14      Generally, the endurance of permanent daily pain requiring frequent medication “must, according to ordinary human experience, raise a real prospect of a ‘very considerable’ consequence”.[18]

[18]Kelso v Tatiara Meat Co Pty Ltd [2007] VSCA 267, [199] (Dodds-Streeton JA).

15      Apart from the capacity for work, assessing the extent to which pain interferes with the ordinary activities of life will generally involve consideration of its effect on the plaintiff's sleep, mobility, capacity for self-care, performance of household and family duties, recreational activities, social activities, sexual activities and enjoyment of life.[19] 

[19]Haden Engineering Pty Ltd v McKinnon [2010] VSCA 69, [16]; Sutton v Laminex Group Pty Ltd [2011] VSCA 52; Aburrow v Network Personnel Pty Ltd & Anor [2013] VSCA 46.

16      Some weight must be given, in considering that the pain and suffering consequences of the plaintiff's impairment are at least very considerable, to the adverb “very”.[20] Each case has to be determined in the light of its own facts.[21] 

[20]TAC v Dennis [1998] 1 VR 702, 703 (Callinan J).

[21]Stijepic v One Force Group Aust Pty Ltd & Anor [2009] VSCA 181.

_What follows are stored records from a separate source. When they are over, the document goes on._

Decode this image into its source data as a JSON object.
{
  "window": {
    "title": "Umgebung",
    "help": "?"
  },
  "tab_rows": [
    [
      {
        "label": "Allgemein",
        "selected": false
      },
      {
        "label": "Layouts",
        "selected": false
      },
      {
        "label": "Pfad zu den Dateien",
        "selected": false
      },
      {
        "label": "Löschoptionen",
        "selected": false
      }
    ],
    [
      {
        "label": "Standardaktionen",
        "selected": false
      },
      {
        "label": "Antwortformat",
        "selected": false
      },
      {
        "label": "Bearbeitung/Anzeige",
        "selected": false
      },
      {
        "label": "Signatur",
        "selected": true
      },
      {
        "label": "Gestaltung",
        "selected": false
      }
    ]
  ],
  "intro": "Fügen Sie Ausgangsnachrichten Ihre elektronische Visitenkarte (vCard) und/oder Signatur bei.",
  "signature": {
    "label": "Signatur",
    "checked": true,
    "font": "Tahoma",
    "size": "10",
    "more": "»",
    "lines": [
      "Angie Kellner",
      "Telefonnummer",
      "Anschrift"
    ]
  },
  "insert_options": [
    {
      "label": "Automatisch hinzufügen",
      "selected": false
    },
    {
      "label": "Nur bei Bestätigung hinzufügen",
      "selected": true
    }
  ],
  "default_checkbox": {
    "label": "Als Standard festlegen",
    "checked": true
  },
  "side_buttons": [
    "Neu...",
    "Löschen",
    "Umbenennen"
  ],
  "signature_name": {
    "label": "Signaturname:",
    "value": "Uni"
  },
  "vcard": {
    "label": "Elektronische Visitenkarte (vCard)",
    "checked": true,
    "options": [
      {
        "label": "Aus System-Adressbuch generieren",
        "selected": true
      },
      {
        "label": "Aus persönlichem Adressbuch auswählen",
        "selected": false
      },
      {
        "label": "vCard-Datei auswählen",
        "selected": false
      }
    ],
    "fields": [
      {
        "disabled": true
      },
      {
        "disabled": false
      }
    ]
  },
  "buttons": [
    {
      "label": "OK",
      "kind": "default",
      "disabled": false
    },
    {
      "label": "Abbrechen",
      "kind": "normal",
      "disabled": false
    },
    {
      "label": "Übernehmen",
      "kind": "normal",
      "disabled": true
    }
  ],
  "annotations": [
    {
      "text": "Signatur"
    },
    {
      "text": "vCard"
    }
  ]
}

17      In determining the application the whole of the evidence is to be considered, and a successful return to work by a stoic worker is not determinative against a worker on the issue of pain and suffering, particularly where the alternative employment found by a worker has not had the effect of reducing his symptoms.[22] What matters is the extent to which an area of work which the plaintiff enjoyed has been closed off to her or him. Overall the Court must consider what the plaintiff has lost by virtue of the injury and what has been retained. The significance of what he has lost, which bears upon the seriousness of consequences, may be informed to an extent by what is retained.[23]

[22]Sutton v Laminex Group Pty Ltd [2011] VSCA 52, 79 (Tate JA); Dwyer v Calco Timbers Pty Ltd (No.2) [2008] VSCA 260; Stijepic v One Force Group Aust Pty Ltd & Anor [2009] VSCA 181.

[23]Dwyer v Calco Timbers Pty Ltd (No.2) [2008] VSCA 260, [27]; Sutton v Laminex Group Pty Ltd [2011] VSCA 52, [95].

Findings and reasons

18      I found the plaintiff to be an impressive, understated witness. He was candid in acknowledging that his left ankle pain is an ache which is not always present, that he is able to work full-time as a teacher, take care of his own personal needs, cook for himself while living interstate, socialise at church, and is able to walk, drive and use the stairs in his home. He sleeps alright most of the time. There was no evidence that his physical relationship with his wife has been affected by his ankle injury. He has had no treatment at all for the past few years.

19      On the other hand, he was vivid in expressing his passion for sport in general,  and the loss of enjoyment he has experienced as a result of not being able to play racquet sports, or to coordinate sports activities at school, or even to run while on yard duty. Similarly, he expressed his considerable disappointment at not being able to run at all, and not being able to walk for exercise at all, due to his left ankle symptoms. He has wasting in the muscle of the left calf. He can no longer squat at all, his gait has been affected, he has trouble walking over uneven ground, and has trouble descending stairs. He has had to adopt a special way of going downstairs in order to keep his balance and even then using the stairs causes his left ankle to ache. He takes analgesic medication three times per week for his ankle pain. He is limited in what household chores he can do.  He can no longer garden.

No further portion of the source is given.